- Born: 1941 (age 84–85) Ongjin County, South Hwanghae Province, Korea, Empire of Japan
- Occupation: Missionary
- Organization: Assemblies of God Korean District
- Known for: activism for North Korean refugees
- Awards: Civil Courage Prize (2007)

= Phillip Buck =

Korean-American activist (born 1941)

Reverend Phillip Jun Buck is a Korean-American Christian missionary for Assemblies of God Korean District and an advocate for human rights in North Korea. In 2007, he won the Civil Courage Prize for his work on behalf of North Korean refugees.

==Early life and education ==
Buck was born in South Hwanghae Province, Ongjin County, Korea, Empire of Japan in 1941. He was separated from his family during the Korean War and fled to South Korea in the 1950s. He later attended Han Sae University, receiving a Bachelor's and Master's in theology. In 1982, he immigrated to Seattle, Washington in the US, and became a naturalized US citizen in 1989.

==Mission work==
Buck began his mission work with Assemblies of God Korean District in January 1992 in Khabarovsk and Vladivostok, Russia, establishing churches in both cities. In 1994, he began to evangelize in China, working there for the next twelve years.

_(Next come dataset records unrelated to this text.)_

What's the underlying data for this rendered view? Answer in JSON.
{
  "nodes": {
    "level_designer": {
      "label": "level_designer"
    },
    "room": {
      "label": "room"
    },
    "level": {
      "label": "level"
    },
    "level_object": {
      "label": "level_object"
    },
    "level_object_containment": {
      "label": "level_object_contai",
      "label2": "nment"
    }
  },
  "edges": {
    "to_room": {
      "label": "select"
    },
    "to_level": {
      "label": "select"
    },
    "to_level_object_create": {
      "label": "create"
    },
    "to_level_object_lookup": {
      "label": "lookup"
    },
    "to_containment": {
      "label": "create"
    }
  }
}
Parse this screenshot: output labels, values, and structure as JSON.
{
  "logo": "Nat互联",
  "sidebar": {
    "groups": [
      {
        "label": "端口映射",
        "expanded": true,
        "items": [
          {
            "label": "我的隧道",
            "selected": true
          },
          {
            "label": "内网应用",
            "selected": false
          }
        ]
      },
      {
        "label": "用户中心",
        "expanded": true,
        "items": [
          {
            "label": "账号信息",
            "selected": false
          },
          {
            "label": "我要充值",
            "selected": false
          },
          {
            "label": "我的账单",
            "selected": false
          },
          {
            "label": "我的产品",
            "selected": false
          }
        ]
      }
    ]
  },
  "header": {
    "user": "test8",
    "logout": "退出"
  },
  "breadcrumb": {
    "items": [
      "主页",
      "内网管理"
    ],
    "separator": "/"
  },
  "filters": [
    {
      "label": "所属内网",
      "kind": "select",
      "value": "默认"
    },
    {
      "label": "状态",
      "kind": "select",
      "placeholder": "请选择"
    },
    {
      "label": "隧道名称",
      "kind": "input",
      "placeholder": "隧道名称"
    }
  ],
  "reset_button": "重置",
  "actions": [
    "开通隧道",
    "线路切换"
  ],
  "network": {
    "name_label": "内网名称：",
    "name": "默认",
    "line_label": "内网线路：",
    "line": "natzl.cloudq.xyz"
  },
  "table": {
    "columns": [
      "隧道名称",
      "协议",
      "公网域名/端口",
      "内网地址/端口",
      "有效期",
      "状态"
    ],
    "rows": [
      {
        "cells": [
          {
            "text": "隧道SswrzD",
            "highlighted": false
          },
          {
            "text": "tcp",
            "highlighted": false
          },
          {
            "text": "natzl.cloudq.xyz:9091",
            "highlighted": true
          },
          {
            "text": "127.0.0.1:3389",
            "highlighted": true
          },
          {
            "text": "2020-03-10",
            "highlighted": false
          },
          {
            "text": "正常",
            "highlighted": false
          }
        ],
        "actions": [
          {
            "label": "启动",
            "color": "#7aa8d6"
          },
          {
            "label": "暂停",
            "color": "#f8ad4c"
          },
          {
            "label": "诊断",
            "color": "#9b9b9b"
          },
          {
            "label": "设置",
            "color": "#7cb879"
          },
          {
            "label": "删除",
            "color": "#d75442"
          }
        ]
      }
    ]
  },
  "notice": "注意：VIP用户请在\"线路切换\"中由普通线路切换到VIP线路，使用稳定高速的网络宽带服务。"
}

In 1997, he expanded his ministry to North Korea as well, founding a noodle factory at Sun Bong Goon during the North Korean famine. Raising money in the US, he established a network of shelters for North Korean refugees within China, compared by Time magazine to the US Underground Railroad. In 2002, he avoided arrest by chance after an informant gained entry to one of his safe houses, leading to a police raid; Buck happened to be out of the country. He then gave up his birth name and legally changed his name to Phillip Buck so that he could return undetected.

By 2012, Buck had helped more than 200 North Korean refugees escape and resettle in South Korea.

==Arrest==
On May 9, 2005, Buck was arrested in Yanji by Chinese authorities while escorting a group of 14 North Korean refugees. He was imprisoned for 15 months before being released through the intervention of the US Embassy, but was banned from returning to China. Columnists for The New York Times described the arrest as a sign of "a gradually hardening Chinese posture" toward the growing number of North Korean refugees.

Though his children asked him to stop his work given his increasing age—Buck was 65 at the time of his release—Buck stated that he intended to continue.

==Recognition==
In 2007, Buck was awarded the Civil Courage Prize of the Train Foundation, which recognizes "steadfast resistance to evil at great personal risk — rather than military valor". The prize came with a cash award of $50,000.